Lin came up with some pseudo-scientific formulas to illustrate the importance and critical nature of humor:
Reality - Dreams = Animal Being
Reality + Dreams = A Heart-Ache (usually called Idealism)
Reality + Humor = Realism (also called Conservatism)
Reality - Humor = Fanaticism
Dreams + Humor = Fantasy
Reality + Dreams + Humor = Wisdom
Lin felt that the world was too serious, and needed an antidote in the form of a new philosophy of wisdom and happiness. He found in Chinese culture a kind of leisure and the enjoyment of life and nature that could truly be called a philosophy of happiness. His models included Zhuangzi, who lived up to the maxim "find thyself;" Mencius, who emphasized "wisdom, compassion and courage;" Laozi, who emphasized "cynicism, folly and camouflage;" and Tao Yuanming, who was a "lover of life." These figures lived by a philosophy of enjoying life, and also served as models of a life characterized by humor.

Title: The Importance of Living Author: Lin Yutang Publisher: Yuanching Publishing Reissued: December 2004 Price: NT$350
Three American "vices"
"Nothing matters to a man who says nothing matters." Lin felt that this was a distinctively and wonderfully Chinese attitude that provided a striking contrast with the American demand for efficiency.
Lin wrote of an engineering firm's ad that read, "Nearly Right Is Not Enough," prompting his cataloguing of what he considered the American's three vices: "efficiency, punctuality, and the desire for achievement and success." To Lin, Americans were so unhappy and so over-anxious because they had become consumed in their own perfectionism.
Lin had a "prophetic" vision of Manhattan a millennium hence. It would be a time "when the American 'go-getter' will become an Oriental loafer," a place where there would be no need to sign in at hospitals, no emergency rooms, and patients could discuss their life-philosophies with their doctors. The fire trucks would travel as slow as snails, and fire truck operators would jump off their vehicles to argue with the people in the crowd. In this ideal world, people could enjoy many leisurely afternoons.
Lying down, the best medicine
Lin knew that his utopia would never be realized in New York. He could have no way of knowing that 21st-century Taipei would be even worse than the America that he criticized.
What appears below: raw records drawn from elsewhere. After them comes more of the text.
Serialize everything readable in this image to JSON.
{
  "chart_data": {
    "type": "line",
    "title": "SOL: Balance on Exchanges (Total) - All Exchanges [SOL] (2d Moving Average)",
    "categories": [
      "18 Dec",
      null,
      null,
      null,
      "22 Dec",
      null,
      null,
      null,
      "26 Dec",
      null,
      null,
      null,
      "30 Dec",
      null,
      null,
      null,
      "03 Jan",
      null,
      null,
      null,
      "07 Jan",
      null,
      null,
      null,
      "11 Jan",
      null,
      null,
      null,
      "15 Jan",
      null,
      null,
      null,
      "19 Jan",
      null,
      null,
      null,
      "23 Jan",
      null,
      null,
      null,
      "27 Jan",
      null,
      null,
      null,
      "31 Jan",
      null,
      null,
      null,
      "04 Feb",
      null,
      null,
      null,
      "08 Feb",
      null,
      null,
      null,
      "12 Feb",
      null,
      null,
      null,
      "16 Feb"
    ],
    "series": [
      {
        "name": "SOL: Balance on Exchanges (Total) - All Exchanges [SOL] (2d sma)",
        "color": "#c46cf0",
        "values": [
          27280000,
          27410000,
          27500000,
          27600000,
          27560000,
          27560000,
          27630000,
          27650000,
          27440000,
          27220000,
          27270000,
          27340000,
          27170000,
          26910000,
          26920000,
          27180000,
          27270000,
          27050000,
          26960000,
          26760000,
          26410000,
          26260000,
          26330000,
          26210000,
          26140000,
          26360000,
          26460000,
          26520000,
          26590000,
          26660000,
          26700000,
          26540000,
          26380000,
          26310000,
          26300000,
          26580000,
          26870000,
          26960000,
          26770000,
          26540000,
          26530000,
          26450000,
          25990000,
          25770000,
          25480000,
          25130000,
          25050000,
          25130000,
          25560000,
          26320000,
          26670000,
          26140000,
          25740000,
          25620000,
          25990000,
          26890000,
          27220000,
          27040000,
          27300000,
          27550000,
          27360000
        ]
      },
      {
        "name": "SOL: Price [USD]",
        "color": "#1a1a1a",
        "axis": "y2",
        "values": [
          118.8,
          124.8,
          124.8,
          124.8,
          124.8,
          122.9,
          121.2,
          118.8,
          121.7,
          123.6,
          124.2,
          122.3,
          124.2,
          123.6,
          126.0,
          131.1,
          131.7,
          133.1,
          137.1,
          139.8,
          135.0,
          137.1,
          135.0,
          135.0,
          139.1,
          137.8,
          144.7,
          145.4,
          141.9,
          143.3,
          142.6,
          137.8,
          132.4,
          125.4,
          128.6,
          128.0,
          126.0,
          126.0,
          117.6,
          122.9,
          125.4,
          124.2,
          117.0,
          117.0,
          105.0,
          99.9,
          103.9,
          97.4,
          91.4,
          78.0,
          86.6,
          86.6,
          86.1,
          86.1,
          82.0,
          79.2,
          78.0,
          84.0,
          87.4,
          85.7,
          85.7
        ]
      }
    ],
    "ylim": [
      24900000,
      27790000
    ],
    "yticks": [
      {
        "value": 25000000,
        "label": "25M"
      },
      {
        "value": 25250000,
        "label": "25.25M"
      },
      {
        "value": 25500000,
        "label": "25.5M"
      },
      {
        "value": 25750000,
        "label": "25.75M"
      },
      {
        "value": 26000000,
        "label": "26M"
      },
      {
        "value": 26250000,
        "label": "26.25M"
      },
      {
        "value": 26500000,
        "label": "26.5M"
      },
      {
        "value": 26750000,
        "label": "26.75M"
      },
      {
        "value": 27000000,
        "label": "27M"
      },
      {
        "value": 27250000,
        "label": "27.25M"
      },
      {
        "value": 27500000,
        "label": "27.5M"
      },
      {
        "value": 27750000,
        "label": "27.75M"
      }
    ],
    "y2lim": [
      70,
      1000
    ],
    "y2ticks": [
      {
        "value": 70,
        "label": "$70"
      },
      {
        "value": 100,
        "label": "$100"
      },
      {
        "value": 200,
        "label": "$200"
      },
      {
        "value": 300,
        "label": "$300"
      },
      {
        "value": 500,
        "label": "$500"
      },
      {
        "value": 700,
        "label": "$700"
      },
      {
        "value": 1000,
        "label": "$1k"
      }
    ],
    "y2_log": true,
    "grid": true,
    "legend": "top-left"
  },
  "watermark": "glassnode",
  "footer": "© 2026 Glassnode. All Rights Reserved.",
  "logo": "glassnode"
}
With the arrival of the digital age, efficiency, punctuality and success have become widely held values in capitalistic societies. Letters, e-mails, and cell phone calls reach their destinations almost instantaneously, and newspapers, magazines, and 24-hour television news stations rush global conflicts and celebrity trash to a captive audience.
In The Importance of Living Lin humorously writes: "I find that those people who agree with me in believing in lying in bed as one of the greatest pleasures of life are the honest men, while those who do not believe in lying in bed are liars and actually lie a lot in the daytime, morally and physically."
Given Lin's logic, the growing number of insomniacs in Taiwan, for whom lying in bed is a torture, might just be the reason that society is filled with all kinds of nonsense and chicanery.
Reading The Importance of Living is like reading a diagnosis of society's most deep-rooted ills. If Lin were able to see what Taiwan has turned into today, he might say, "The riddle about the three fish dodging darts was okay. Also, it's not so bad to gossip about your friends once in a while. But if you could use humor to transform those kinds of skills into real loafing, as one does when lying in bed, then maybe people would be happier."
How would Lin address today's society? Through reading The Importance of Living, let us make use of the imagined words of Lin Yutang to speak forth our own deepest aspirations.